Share strong support price is INR 132/122. Long term investor can add the share on every dip. 

Share View: Share price high 168 (52 week) and now 152. SeQuent Scientific Limited (SSL) with a global footprint, operates in the domains of Animal Health (Alivira) and Analytical Services. SeQuent has eight manufacturing facilities based in India, Spain, Germany, Brazil and Turkey with approvals from global regulatory bodies including USFDA, EUGMP, WHO, TGA among others. Its Vizag facility is India’s first and only USFDA approved facility for veterinary APIs.

*Opportunities*

India’s largest and now amongst ‘Top 20’ global animal health companies. On 11 September 2020, Carlyle through CA Harbor Investments acquired 53% stake in SSL from the secondary market. CG has informed Ind-Ra that it aims to focus on the US and European Union’s research and development (R&D) pipeline and fine tune SSL’s product development strategy. SSL has a demonstrated track record of R&D capabilities and a strong product pipeline in the animal healthcare space. Its API facility at Vizag is the only US Food & Drug Administration-approved dedicated facility for animal API production in India. The company has already commercialized 28 APIs worldwide and has filed 20 drug master files in the US. Amongst the top 3 and the largest local veterinary medicines company in Turkey having market share of 10% with more than 120 product registrations. Caters to bacterial, parasitic, anthelmentic, antiparasitic, nutritional for the ruminant therapeutics segment. Consistent financial performance and debt reduction lead to 6 step improvement over last 5 years. 

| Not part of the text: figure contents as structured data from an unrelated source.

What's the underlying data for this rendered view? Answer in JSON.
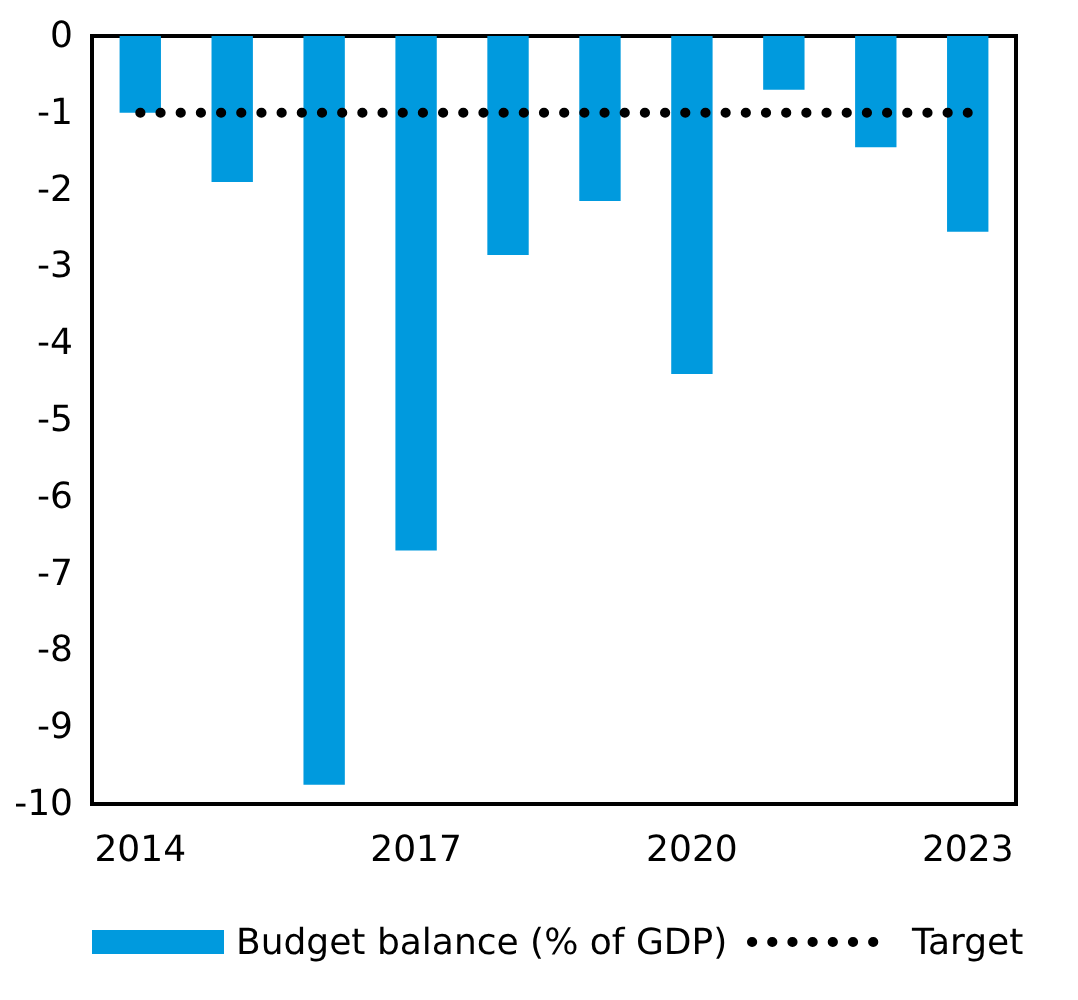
{
  "chart_data": {
    "type": "bar",
    "categories": [
      "2014",
      null,
      null,
      "2017",
      null,
      null,
      "2020",
      null,
      null,
      "2023"
    ],
    "ylim": [
      -10,
      0
    ],
    "yticks": [
      0,
      -1,
      -2,
      -3,
      -4,
      -5,
      -6,
      -7,
      -8,
      -9,
      -10
    ],
    "grid": false,
    "legend": "bottom",
    "series": [
      {
        "name": "Budget balance (% of GDP)",
        "color": "#009ade",
        "values": [
          -1.0,
          -1.9,
          -9.75,
          -6.7,
          -2.85,
          -2.15,
          -4.4,
          -0.7,
          -1.45,
          -2.55
        ]
      },
      {
        "name": "Target",
        "type": "line",
        "color": "#000000",
        "line_style": "dotted",
        "marker": "none",
        "values": [
          -1,
          -1,
          -1,
          -1,
          -1,
          -1,
          -1,
          -1,
          -1,
          -1
        ]
      }
    ]
  }
}
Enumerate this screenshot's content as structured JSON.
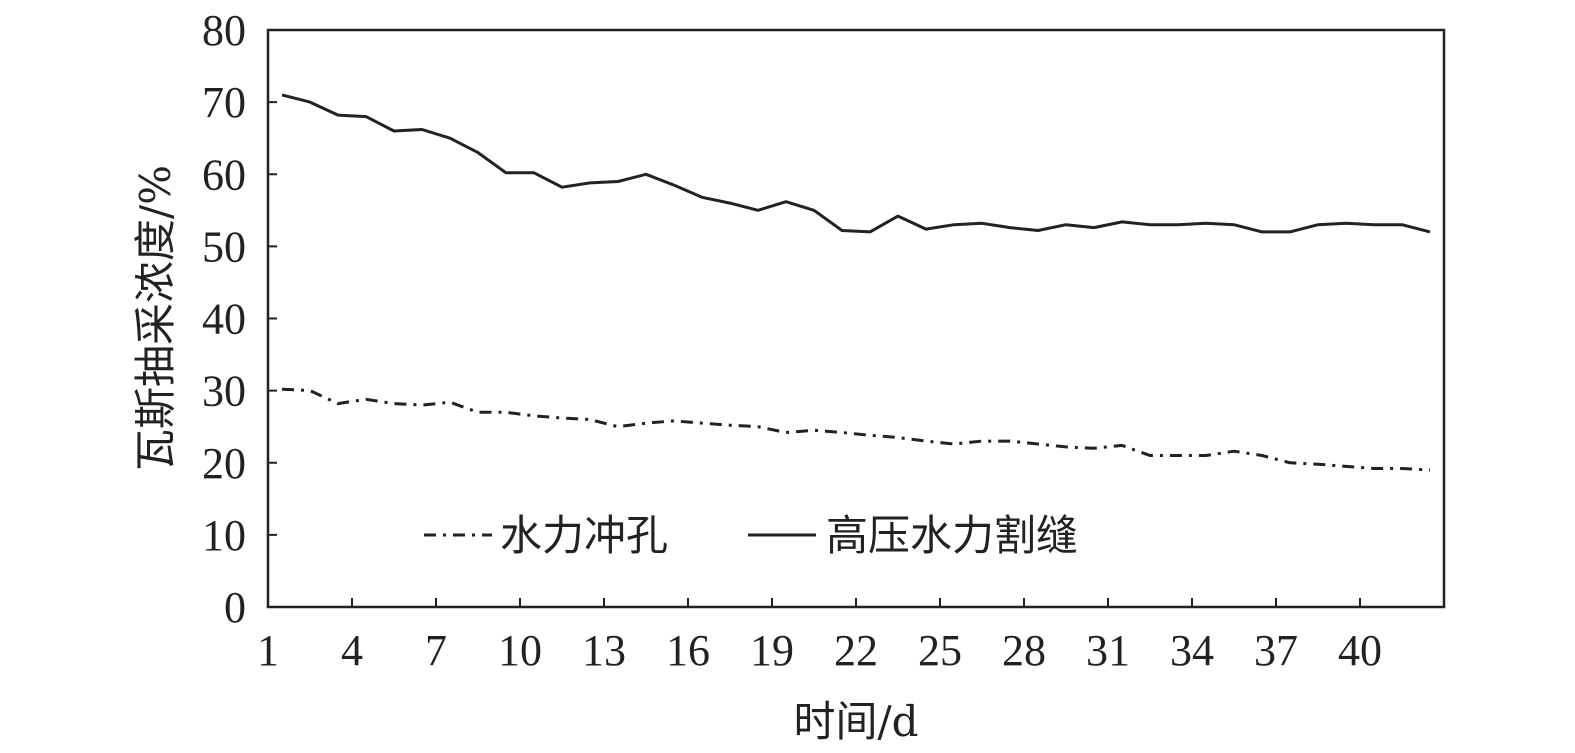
{
  "chart_data": {
    "type": "line",
    "xlabel": "时间/d",
    "ylabel": "瓦斯抽采浓度/%",
    "xlim": [
      1,
      43
    ],
    "ylim": [
      0,
      80
    ],
    "xticks": [
      "1",
      "4",
      "7",
      "10",
      "13",
      "16",
      "19",
      "22",
      "25",
      "28",
      "31",
      "34",
      "37",
      "40"
    ],
    "yticks": [
      "0",
      "10",
      "20",
      "30",
      "40",
      "50",
      "60",
      "70",
      "80"
    ],
    "grid": false,
    "legend_position": "bottom-center, inside plot",
    "x": [
      1.5,
      2.5,
      3.5,
      4.5,
      5.5,
      6.5,
      7.5,
      8.5,
      9.5,
      10.5,
      11.5,
      12.5,
      13.5,
      14.5,
      15.5,
      16.5,
      17.5,
      18.5,
      19.5,
      20.5,
      21.5,
      22.5,
      23.5,
      24.5,
      25.5,
      26.5,
      27.5,
      28.5,
      29.5,
      30.5,
      31.5,
      32.5,
      33.5,
      34.5,
      35.5,
      36.5,
      37.5,
      38.5,
      39.5,
      40.5,
      41.5,
      42.5
    ],
    "series": [
      {
        "name": "水力冲孔",
        "style": "dash-dot",
        "color": "#222222",
        "values": [
          30.2,
          30.0,
          28.2,
          28.8,
          28.2,
          28.0,
          28.4,
          27.0,
          27.0,
          26.5,
          26.2,
          26.0,
          25.0,
          25.5,
          25.8,
          25.5,
          25.2,
          25.0,
          24.2,
          24.5,
          24.2,
          23.8,
          23.5,
          23.0,
          22.6,
          23.0,
          23.0,
          22.6,
          22.2,
          22.0,
          22.4,
          21.0,
          21.0,
          21.0,
          21.6,
          21.0,
          20.0,
          19.8,
          19.5,
          19.2,
          19.2,
          19.0
        ]
      },
      {
        "name": "高压水力割缝",
        "style": "solid",
        "color": "#222222",
        "values": [
          71.0,
          70.0,
          68.2,
          68.0,
          66.0,
          66.2,
          65.0,
          63.0,
          60.2,
          60.2,
          58.2,
          58.8,
          59.0,
          60.0,
          58.5,
          56.8,
          56.0,
          55.0,
          56.2,
          55.0,
          52.2,
          52.0,
          54.2,
          52.4,
          53.0,
          53.2,
          52.6,
          52.2,
          53.0,
          52.6,
          53.4,
          53.0,
          53.0,
          53.2,
          53.0,
          52.0,
          52.0,
          53.0,
          53.2,
          53.0,
          53.0,
          52.0
        ]
      }
    ]
  }
}
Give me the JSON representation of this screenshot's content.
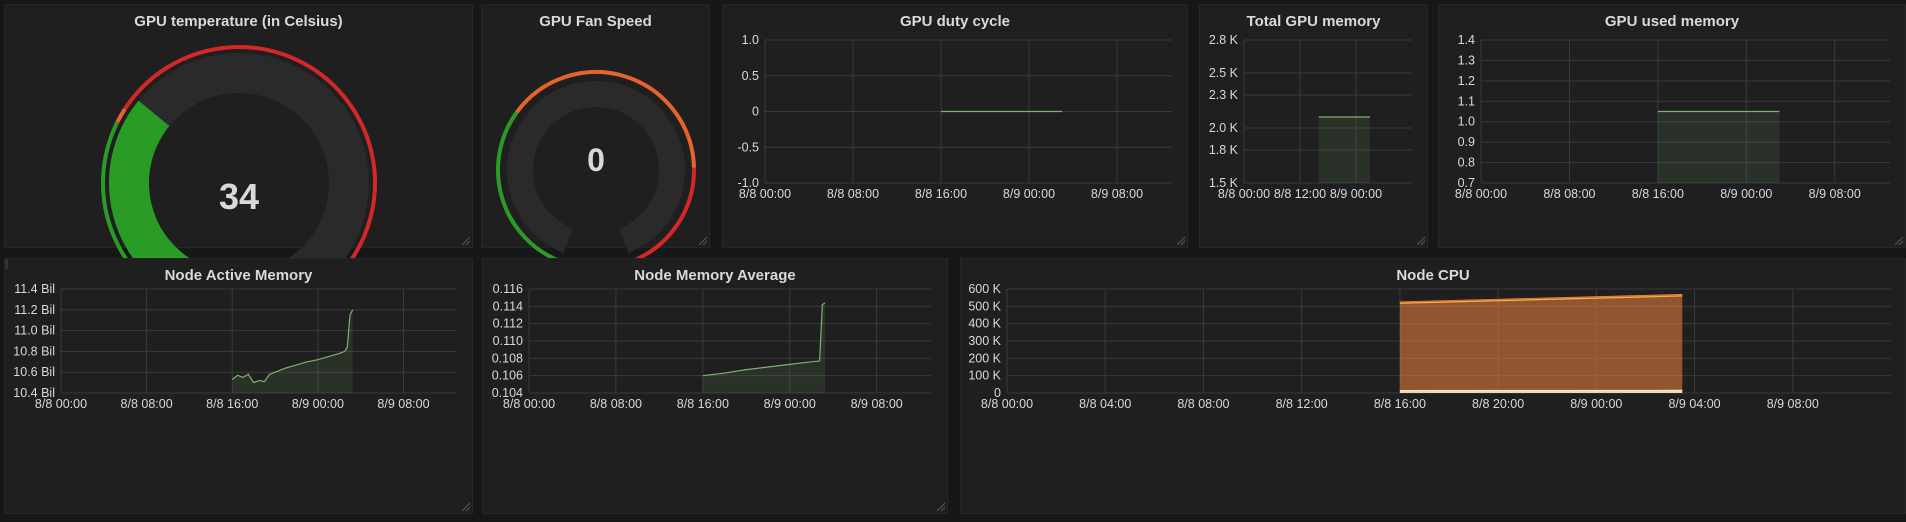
{
  "dashboard": {
    "panels": {
      "gpu_temp": {
        "title": "GPU temperature (in Celsius)"
      },
      "gpu_fan": {
        "title": "GPU Fan Speed"
      },
      "gpu_duty": {
        "title": "GPU duty cycle"
      },
      "gpu_total_mem": {
        "title": "Total GPU memory"
      },
      "gpu_used_mem": {
        "title": "GPU used memory"
      },
      "node_active_mem": {
        "title": "Node Active Memory"
      },
      "node_mem_avg": {
        "title": "Node Memory Average"
      },
      "node_cpu": {
        "title": "Node CPU"
      }
    }
  },
  "chart_data": [
    {
      "id": "gpu_temp",
      "type": "gauge",
      "title": "GPU temperature (in Celsius)",
      "value": 34,
      "value_label": "34",
      "min": 0,
      "max": 100,
      "thresholds": [
        30,
        32
      ],
      "colors": {
        "ok": "#299c26",
        "warn": "#e5642b",
        "crit": "#d42727",
        "track": "#2a2a2b"
      }
    },
    {
      "id": "gpu_fan",
      "type": "gauge",
      "title": "GPU Fan Speed",
      "value": 0,
      "value_label": "0",
      "min": 0,
      "max": 100,
      "thresholds": [
        33,
        78
      ],
      "colors": {
        "ok": "#299c26",
        "warn": "#e5642b",
        "crit": "#d42727",
        "track": "#2a2a2b"
      }
    },
    {
      "id": "gpu_duty",
      "type": "line",
      "title": "GPU duty cycle",
      "x_ticks": [
        "8/8 00:00",
        "8/8 08:00",
        "8/8 16:00",
        "8/9 00:00",
        "8/9 08:00"
      ],
      "y_ticks": [
        "1.0",
        "0.5",
        "0",
        "-0.5",
        "-1.0"
      ],
      "xlim": [
        "8/8 00:00",
        "8/9 13:00"
      ],
      "ylim": [
        -1.0,
        1.0
      ],
      "grid": true,
      "series": [
        {
          "color": "#7eb26d",
          "fill": false,
          "points": [
            [
              "8/8 16:00",
              0
            ],
            [
              "8/9 03:00",
              0
            ]
          ]
        }
      ]
    },
    {
      "id": "gpu_total_mem",
      "type": "area",
      "title": "Total GPU memory",
      "x_ticks": [
        "8/8 00:00",
        "8/8 12:00",
        "8/9 00:00"
      ],
      "y_ticks": [
        "2.8 K",
        "2.5 K",
        "2.3 K",
        "2.0 K",
        "1.8 K",
        "1.5 K"
      ],
      "xlim": [
        "8/8 00:00",
        "8/9 12:00"
      ],
      "ylim": [
        1500,
        2800
      ],
      "grid": true,
      "series": [
        {
          "color": "#7eb26d",
          "fill": true,
          "points": [
            [
              "8/8 16:00",
              2100
            ],
            [
              "8/9 03:00",
              2100
            ]
          ]
        }
      ]
    },
    {
      "id": "gpu_used_mem",
      "type": "area",
      "title": "GPU used memory",
      "x_ticks": [
        "8/8 00:00",
        "8/8 08:00",
        "8/8 16:00",
        "8/9 00:00",
        "8/9 08:00"
      ],
      "y_ticks": [
        "1.4",
        "1.3",
        "1.2",
        "1.1",
        "1.0",
        "0.9",
        "0.8",
        "0.7"
      ],
      "xlim": [
        "8/8 00:00",
        "8/9 13:00"
      ],
      "ylim": [
        0.7,
        1.4
      ],
      "grid": true,
      "series": [
        {
          "color": "#7eb26d",
          "fill": true,
          "points": [
            [
              "8/8 16:00",
              1.05
            ],
            [
              "8/9 03:00",
              1.05
            ]
          ]
        }
      ]
    },
    {
      "id": "node_active_mem",
      "type": "area",
      "title": "Node Active Memory",
      "x_ticks": [
        "8/8 00:00",
        "8/8 08:00",
        "8/8 16:00",
        "8/9 00:00",
        "8/9 08:00"
      ],
      "y_ticks": [
        "11.4 Bil",
        "11.2 Bil",
        "11.0 Bil",
        "10.8 Bil",
        "10.6 Bil",
        "10.4 Bil"
      ],
      "xlim": [
        "8/8 00:00",
        "8/9 13:00"
      ],
      "ylim": [
        10.4,
        11.4
      ],
      "y_unit": "Bil",
      "grid": true,
      "series": [
        {
          "color": "#7eb26d",
          "fill": true,
          "points": [
            [
              "8/8 16:00",
              10.53
            ],
            [
              "8/8 16:30",
              10.57
            ],
            [
              "8/8 17:00",
              10.55
            ],
            [
              "8/8 17:30",
              10.58
            ],
            [
              "8/8 18:00",
              10.5
            ],
            [
              "8/8 18:30",
              10.52
            ],
            [
              "8/8 19:00",
              10.51
            ],
            [
              "8/8 19:30",
              10.58
            ],
            [
              "8/8 20:00",
              10.6
            ],
            [
              "8/8 20:30",
              10.62
            ],
            [
              "8/8 21:00",
              10.64
            ],
            [
              "8/8 22:00",
              10.67
            ],
            [
              "8/8 23:00",
              10.7
            ],
            [
              "8/9 00:00",
              10.72
            ],
            [
              "8/9 01:00",
              10.75
            ],
            [
              "8/9 02:00",
              10.78
            ],
            [
              "8/9 02:30",
              10.8
            ],
            [
              "8/9 02:45",
              10.84
            ],
            [
              "8/9 03:00",
              11.15
            ],
            [
              "8/9 03:15",
              11.2
            ]
          ]
        }
      ]
    },
    {
      "id": "node_mem_avg",
      "type": "area",
      "title": "Node Memory Average",
      "x_ticks": [
        "8/8 00:00",
        "8/8 08:00",
        "8/8 16:00",
        "8/9 00:00",
        "8/9 08:00"
      ],
      "y_ticks": [
        "0.116",
        "0.114",
        "0.112",
        "0.110",
        "0.108",
        "0.106",
        "0.104"
      ],
      "xlim": [
        "8/8 00:00",
        "8/9 13:00"
      ],
      "ylim": [
        0.104,
        0.116
      ],
      "grid": true,
      "series": [
        {
          "color": "#7eb26d",
          "fill": true,
          "points": [
            [
              "8/8 16:00",
              0.106
            ],
            [
              "8/8 18:00",
              0.1063
            ],
            [
              "8/8 20:00",
              0.1067
            ],
            [
              "8/8 22:00",
              0.107
            ],
            [
              "8/9 00:00",
              0.1073
            ],
            [
              "8/9 02:00",
              0.1076
            ],
            [
              "8/9 02:45",
              0.1077
            ],
            [
              "8/9 03:00",
              0.1142
            ],
            [
              "8/9 03:15",
              0.1144
            ]
          ]
        }
      ]
    },
    {
      "id": "node_cpu",
      "type": "area",
      "title": "Node CPU",
      "x_ticks": [
        "8/8 00:00",
        "8/8 04:00",
        "8/8 08:00",
        "8/8 12:00",
        "8/8 16:00",
        "8/8 20:00",
        "8/9 00:00",
        "8/9 04:00",
        "8/9 08:00"
      ],
      "y_ticks": [
        "600 K",
        "500 K",
        "400 K",
        "300 K",
        "200 K",
        "100 K",
        "0"
      ],
      "xlim": [
        "8/8 00:00",
        "8/9 12:00"
      ],
      "ylim": [
        0,
        600000
      ],
      "grid": true,
      "series": [
        {
          "color": "#ef843c",
          "fill": true,
          "points": [
            [
              "8/8 16:00",
              525000
            ],
            [
              "8/9 03:30",
              568000
            ]
          ]
        },
        {
          "color": "#e24d42",
          "fill": false,
          "points": [
            [
              "8/8 16:00",
              522000
            ],
            [
              "8/9 03:30",
              563000
            ]
          ]
        },
        {
          "color": "#eab839",
          "fill": false,
          "points": [
            [
              "8/8 16:00",
              518000
            ],
            [
              "8/9 03:30",
              560000
            ]
          ]
        },
        {
          "color": "#f2e9c8",
          "fill": true,
          "points": [
            [
              "8/8 16:00",
              14000
            ],
            [
              "8/9 03:30",
              15000
            ]
          ]
        }
      ]
    }
  ]
}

During FY15-FY19, the company completed eight acquisitions at a total outlay of INR 350 Cr. The management’s willingness to add meaningful leverage to the balance sheet for mergers and acquisitions (M&As) is likely to weigh on the ratings in the short term.

*Risk*

SSL remains exposed to regulatory risks, as it derives nearly 50% of its revenue from the regulated markets. Any adverse impact on the EBITDA generation due to regulatory actions could result in a sustained increase in the consolidated leverage. 


Disclaimer:

Views are shared based on market research and study and personal in nature. Others can take the different view and opinions. Please do the thoroughly study before enter or exit the shares.